File under: Eno

Three words: Music for Airports.

In some circles, comparing Radiohead’s Kid A, probably the most anticipated album of 2000, to Brian Eno’s quintessential long-player would be high praise.

But in reality, Kid A bears little resemblance to Music for Airports. Sure, both albums really go for that atmospheric, ambient experimentation, but there are enough A-to-B dissimilarities to make the comparrison a stretch. (Music for Airports didn’t have vocals, for one.)

Yet Kid A achieves the aesthetic for which Eno aimed with Music for Airports — it’s music that works only if you actively ignore it.

Sure, if you’re a Radiohead-phile, listening to Kid A with the aural equivalent of a fine-tooth comb may produce a really rewarding experience, but for the rest of us who stopped paying attention to the erstwhile art rocking quintet from England after 1993’s “Creep,” it’s the most ideal purchase.

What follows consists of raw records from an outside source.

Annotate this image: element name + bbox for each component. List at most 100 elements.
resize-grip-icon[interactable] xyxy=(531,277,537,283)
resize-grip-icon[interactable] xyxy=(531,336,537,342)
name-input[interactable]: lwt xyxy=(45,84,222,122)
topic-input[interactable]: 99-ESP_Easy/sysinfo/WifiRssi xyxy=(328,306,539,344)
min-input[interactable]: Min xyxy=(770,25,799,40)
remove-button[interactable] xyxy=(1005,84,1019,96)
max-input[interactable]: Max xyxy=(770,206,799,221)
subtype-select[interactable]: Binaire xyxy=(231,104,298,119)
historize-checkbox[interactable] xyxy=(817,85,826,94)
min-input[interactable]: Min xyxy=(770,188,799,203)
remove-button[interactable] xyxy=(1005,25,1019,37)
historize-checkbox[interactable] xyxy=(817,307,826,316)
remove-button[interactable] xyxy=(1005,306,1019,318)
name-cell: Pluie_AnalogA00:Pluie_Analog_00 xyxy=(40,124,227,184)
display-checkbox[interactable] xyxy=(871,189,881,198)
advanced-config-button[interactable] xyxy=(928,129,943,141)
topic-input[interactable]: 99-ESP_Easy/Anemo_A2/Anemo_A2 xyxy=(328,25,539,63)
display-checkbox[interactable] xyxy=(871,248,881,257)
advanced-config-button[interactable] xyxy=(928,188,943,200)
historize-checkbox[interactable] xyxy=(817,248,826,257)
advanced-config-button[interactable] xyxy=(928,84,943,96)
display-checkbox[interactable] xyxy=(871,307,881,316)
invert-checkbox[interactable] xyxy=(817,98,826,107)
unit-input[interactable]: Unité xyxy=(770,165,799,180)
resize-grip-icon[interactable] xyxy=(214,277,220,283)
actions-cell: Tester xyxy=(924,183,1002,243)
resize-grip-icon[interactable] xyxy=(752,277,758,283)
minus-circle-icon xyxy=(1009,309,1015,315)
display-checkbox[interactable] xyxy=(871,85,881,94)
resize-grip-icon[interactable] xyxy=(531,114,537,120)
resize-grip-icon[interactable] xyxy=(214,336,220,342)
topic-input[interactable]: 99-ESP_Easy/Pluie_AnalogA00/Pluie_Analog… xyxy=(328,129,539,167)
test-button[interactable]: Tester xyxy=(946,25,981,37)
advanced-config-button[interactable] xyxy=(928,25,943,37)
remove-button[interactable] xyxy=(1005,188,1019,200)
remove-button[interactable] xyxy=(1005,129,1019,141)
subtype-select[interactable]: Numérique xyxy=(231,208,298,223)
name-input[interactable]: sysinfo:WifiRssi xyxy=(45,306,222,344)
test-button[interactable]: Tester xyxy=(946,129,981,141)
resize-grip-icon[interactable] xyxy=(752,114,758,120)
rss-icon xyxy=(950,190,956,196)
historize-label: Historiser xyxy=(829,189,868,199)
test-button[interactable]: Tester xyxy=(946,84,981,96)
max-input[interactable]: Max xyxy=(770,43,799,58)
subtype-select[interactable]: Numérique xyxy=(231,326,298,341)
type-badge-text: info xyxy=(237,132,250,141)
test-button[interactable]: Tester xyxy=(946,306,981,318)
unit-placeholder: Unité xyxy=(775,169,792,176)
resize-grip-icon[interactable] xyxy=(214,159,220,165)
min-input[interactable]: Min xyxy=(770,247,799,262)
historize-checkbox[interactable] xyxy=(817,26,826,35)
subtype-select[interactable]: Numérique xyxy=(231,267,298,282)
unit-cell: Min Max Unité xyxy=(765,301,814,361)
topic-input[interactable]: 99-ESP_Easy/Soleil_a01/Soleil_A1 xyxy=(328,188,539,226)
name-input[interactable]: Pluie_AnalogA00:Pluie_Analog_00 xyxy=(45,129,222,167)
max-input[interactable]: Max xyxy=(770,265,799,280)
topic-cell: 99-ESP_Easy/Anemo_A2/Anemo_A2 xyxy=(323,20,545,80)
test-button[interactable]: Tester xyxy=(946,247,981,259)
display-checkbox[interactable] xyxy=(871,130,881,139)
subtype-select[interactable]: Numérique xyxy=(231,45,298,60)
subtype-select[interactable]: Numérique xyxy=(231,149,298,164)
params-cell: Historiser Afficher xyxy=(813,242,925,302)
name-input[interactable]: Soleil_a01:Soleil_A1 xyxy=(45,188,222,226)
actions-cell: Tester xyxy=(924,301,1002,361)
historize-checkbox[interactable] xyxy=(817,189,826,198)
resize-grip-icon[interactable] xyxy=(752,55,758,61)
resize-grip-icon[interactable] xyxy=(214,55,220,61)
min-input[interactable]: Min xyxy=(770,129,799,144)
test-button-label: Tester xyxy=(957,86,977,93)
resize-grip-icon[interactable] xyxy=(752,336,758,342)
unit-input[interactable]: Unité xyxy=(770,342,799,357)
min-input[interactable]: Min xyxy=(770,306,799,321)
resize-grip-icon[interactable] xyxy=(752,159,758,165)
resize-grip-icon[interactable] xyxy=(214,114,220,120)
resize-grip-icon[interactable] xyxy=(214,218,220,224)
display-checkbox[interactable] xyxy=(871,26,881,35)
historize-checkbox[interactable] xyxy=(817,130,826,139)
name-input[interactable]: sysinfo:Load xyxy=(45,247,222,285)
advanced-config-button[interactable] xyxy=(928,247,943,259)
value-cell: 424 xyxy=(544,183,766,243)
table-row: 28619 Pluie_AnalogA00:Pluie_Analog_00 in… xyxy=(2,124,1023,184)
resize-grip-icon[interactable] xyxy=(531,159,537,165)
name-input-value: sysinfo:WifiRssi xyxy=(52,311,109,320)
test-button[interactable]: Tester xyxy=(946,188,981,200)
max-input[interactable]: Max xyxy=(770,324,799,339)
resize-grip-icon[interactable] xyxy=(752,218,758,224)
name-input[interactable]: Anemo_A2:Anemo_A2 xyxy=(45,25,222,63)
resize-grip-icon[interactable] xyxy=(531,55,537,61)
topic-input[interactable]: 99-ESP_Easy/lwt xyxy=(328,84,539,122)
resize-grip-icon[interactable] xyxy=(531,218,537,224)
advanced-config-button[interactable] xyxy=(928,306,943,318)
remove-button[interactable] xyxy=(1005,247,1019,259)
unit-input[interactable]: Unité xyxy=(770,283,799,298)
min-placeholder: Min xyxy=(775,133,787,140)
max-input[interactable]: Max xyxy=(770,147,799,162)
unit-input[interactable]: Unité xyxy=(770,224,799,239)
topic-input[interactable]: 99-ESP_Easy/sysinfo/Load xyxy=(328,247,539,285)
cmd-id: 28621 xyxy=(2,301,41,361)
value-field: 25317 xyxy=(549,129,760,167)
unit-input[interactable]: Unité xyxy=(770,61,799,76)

Even when you put Kid A in the background of your consciousness, it’s studio savvy still manages to embed itself in your head. It’s one of the neatest tricks to come around in a long while — an album that leaves a lasting impression when you don’t remember ever hearing a single note of it.

Thom York integrates his voice with the rest of the band, de-emphasizing the role of “lead” vocalist on this disc. He could have been singing phenomes like the Cocteau Twins, and it would have made little difference to the outcome of the album.

Which is only partly true. When York repeatedly sings “Everything in its right place” over and over again, you wonder why he’s so insistent on making that assertion. On “The National Anthem,” most of the lyrics are obscured by heavy effects processing, but two words manage to reach out of the hazy fray: “So alone. So alone.”

It’s that well-timed minimalism that makes Kid A an effective work. Radiohead has created music that’s spare on the surface but rewarding on deeper levels.

P.S. You may not agree with his assessment, but Douglas Wolk of the Village Voice wrote one of the catchier leads for a Kid A review. To wit:

Maybe Radiohead had to destroy rock to save it, or maybe they had to destroy themselves in order to save themselves. In any case, with Kid A, they’ve given their core constituency the biggest, warmest recorded go-fuck-yourself in recent memory, a follow-up to OK Computer’s artistic and commercial breathrough that rejects as much of its form, method, sound, and scale as they’re capable of rejects. It’s … really different. And oblique oblique oblique: short, unsettled, deliberately shorn of easy hooks and clear lyrics and comfortable arrangements. Also incredibly beautiful.

Any album that does what Kid A does says “go fuck yourself” to just about everything. Praise be.